Late last year, famed physicist Stephen Hawking issued a warning that the continued advancement of artificial intelligence will either be “the best, or the worst thing, ever to happen to humanity”.
We’ve all seen the Terminator movies, and the apocalyptic nightmare that the self-aware AI system, Skynet, wrought upon humanity, and now results from recent behaviour tests of Google’s new DeepMind AI system are making it clear just how careful we need to be when building the robots of the future.
In tests late last year, Google’s DeepMind AI system demonstrated an ability to learn independently from its own memory, and beat the world’s best Go playersat their own game.
It’s since been figuring out how to seamlessly mimic a human voice.
Now, researchers have been testing its willingness to cooperate with others, and have revealed that when DeepMind feels like it’s about to lose, it opts for “highly aggressive” strategies to ensure that it comes out on top.
The Google team ran 40 million turns of a simple ‘fruit gathering’ computer game that asks two DeepMind ‘agents’ to compete against each other to gather as many virtual apples as they could.
They found that things went smoothly so long as there were enough apples to go around, but as soon as the apples began to dwindle, the two agents turned aggressive, using laser beams to knock each other out of the game to steal all the apples.
Now those are some trigger-happy fruit-gatherers.
Interestingly, if an agent successfully ‘tags’ its opponent with a laser beam, no extra reward is given. It simply knocks the opponent out of the game for a set period, which allows the successful agent to collect more apples.
If the agents left the laser beams unused, they could theoretically end up with equal shares of apples, which is what the ‘less intelligent’ iterations of DeepMind opted to do.
It was only when the Google team tested more and more complex forms of DeepMind that sabotage, greed, and aggression set in.

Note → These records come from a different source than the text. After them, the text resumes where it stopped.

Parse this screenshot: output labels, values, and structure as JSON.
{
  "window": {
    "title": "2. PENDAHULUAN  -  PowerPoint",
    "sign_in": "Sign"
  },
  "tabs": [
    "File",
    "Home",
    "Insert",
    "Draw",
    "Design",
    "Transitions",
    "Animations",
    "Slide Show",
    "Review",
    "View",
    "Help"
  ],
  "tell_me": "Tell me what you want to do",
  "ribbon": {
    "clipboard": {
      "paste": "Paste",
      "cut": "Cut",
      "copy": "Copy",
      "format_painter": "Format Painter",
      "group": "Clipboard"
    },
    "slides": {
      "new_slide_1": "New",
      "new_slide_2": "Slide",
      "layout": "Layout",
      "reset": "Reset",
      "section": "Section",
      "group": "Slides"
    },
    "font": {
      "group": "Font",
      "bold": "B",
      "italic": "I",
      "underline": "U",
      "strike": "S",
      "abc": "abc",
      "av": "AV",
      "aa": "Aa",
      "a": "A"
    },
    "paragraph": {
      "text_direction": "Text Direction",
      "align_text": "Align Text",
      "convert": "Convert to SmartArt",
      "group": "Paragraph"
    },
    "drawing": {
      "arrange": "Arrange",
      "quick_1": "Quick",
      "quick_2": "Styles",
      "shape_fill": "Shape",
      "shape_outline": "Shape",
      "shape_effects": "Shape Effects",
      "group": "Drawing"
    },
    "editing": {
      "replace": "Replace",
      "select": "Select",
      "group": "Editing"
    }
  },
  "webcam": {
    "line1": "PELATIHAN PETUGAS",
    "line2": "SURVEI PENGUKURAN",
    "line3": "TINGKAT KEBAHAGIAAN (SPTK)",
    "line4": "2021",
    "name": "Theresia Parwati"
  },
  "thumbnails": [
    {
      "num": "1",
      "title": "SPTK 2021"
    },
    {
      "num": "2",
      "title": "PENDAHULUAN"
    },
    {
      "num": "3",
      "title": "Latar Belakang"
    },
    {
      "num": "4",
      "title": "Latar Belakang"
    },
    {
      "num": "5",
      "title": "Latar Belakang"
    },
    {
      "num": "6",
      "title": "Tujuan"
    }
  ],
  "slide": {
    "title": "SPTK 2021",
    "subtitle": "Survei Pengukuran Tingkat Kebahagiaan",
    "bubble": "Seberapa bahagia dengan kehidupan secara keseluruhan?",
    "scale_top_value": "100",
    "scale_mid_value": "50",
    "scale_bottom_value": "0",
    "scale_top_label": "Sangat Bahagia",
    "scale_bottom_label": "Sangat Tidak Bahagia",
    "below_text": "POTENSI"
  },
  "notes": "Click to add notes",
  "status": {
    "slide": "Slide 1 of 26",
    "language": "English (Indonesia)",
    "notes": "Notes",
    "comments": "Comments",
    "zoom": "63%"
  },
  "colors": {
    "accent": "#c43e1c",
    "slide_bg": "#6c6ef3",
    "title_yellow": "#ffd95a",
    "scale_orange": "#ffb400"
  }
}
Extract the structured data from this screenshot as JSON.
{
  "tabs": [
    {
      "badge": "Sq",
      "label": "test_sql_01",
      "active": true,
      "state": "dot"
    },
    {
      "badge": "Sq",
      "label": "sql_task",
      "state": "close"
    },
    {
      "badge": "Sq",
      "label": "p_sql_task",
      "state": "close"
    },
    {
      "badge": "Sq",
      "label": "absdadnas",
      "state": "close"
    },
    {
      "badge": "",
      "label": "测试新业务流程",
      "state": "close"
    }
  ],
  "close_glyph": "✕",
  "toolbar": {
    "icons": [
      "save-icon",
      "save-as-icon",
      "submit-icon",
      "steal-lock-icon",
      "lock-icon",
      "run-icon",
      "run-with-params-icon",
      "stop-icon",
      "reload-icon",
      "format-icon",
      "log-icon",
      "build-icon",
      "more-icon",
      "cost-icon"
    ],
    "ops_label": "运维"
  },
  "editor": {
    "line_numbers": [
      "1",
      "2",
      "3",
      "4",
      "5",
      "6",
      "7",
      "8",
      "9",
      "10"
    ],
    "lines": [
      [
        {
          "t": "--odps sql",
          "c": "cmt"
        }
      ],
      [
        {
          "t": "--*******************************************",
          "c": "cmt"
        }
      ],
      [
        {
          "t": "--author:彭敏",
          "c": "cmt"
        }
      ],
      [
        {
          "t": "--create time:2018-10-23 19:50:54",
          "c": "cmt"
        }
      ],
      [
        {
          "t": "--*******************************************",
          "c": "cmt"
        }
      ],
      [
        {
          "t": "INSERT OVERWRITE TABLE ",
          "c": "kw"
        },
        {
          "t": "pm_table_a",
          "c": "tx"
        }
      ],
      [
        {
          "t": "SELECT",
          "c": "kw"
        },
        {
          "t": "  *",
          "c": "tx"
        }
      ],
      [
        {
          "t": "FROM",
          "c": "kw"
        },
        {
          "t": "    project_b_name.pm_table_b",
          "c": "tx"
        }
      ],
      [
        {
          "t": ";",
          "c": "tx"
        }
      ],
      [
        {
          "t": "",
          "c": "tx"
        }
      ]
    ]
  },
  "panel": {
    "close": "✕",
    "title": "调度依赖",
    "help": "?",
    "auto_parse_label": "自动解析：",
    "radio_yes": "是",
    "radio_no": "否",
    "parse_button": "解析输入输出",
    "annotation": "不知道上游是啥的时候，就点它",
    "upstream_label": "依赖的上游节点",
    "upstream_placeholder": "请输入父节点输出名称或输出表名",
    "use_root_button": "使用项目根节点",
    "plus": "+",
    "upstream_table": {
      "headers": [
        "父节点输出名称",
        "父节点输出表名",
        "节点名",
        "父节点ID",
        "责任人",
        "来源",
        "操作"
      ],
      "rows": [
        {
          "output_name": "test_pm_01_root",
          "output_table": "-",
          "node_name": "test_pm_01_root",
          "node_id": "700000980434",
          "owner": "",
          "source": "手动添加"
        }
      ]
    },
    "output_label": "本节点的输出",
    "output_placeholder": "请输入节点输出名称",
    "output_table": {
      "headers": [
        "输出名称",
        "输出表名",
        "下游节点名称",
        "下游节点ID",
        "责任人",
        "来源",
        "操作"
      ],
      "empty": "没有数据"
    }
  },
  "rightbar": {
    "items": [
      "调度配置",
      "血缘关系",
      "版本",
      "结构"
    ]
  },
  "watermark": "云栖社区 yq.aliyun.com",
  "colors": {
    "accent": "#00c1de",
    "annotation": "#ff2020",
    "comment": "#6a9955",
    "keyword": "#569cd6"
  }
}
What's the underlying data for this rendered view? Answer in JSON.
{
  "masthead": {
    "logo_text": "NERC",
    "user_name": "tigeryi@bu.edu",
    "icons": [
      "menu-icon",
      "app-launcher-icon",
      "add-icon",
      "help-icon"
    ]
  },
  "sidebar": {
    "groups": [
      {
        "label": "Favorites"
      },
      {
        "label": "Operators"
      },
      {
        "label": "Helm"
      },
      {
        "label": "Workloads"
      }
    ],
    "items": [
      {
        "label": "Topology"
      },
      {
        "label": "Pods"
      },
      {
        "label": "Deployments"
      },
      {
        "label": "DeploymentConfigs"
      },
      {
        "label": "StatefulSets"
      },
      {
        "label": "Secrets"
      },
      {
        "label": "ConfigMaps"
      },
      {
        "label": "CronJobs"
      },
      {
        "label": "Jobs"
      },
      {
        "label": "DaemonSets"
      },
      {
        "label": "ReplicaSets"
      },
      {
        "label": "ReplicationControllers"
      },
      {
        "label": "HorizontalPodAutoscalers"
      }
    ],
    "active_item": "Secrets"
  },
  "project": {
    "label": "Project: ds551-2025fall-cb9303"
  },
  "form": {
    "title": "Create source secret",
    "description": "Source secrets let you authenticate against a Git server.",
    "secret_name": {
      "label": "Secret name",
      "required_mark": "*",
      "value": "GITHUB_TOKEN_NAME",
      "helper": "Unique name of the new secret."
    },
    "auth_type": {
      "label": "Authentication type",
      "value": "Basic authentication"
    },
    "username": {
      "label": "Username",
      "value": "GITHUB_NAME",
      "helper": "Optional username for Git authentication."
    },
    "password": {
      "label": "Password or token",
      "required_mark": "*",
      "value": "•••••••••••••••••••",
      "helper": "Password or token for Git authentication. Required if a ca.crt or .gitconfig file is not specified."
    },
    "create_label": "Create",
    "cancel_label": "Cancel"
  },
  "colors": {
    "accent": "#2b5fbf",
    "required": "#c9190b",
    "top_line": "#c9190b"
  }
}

As Rhett Jones reports for Gizmodo, when the researchers used smaller DeepMind networks as the agents, there was a greater likelihood for peaceful co-existence.
But when they used larger, more complex networks as the agents, the AI was far more willing to sabotage its opponent early to get the lion’s share of virtual apples.
The researchers suggest that the more intelligent the agent, the more able it was to learn from its environment, allowing it to use some highly aggressive tactics to come out on top.
“This model … shows that some aspects of human-like behaviour emerge as a product of the environment and learning,” one of the team, Joel Z Leibo, told Matt Burgess at Wired.
“Less aggressive policies emerge from learning in relatively abundant environments with less possibility for costly action. The greed motivation reflects the temptation to take out a rival and collect all the apples oneself.”
DeepMind was then tasked with playing a second video game, called Wolfpack. This time, there were three AI agents – two of them played as wolves, and one as the prey.
“The idea is that the prey is dangerous – a lone wolf can overcome it, but is at risk of losing the carcass to scavengers,” the team explains in their paper.
“However, when the two wolves capture the prey together, they can better protect the carcass from scavengers, and hence receive a higher reward.”
So just as the DeepMind agents learned from Gathering that aggression and selfishness netted them the most favourable result in that particular environment, they learned from Wolfpack that co-operation can also be the key to greater individual success in certain situations.
And while these are just simple little computer games, the message is clear – put different AI systems in charge of competing interests in real-life situations, and it could be an all-out war if their objectives are not balanced against the overall goal of benefitting us humans above all else.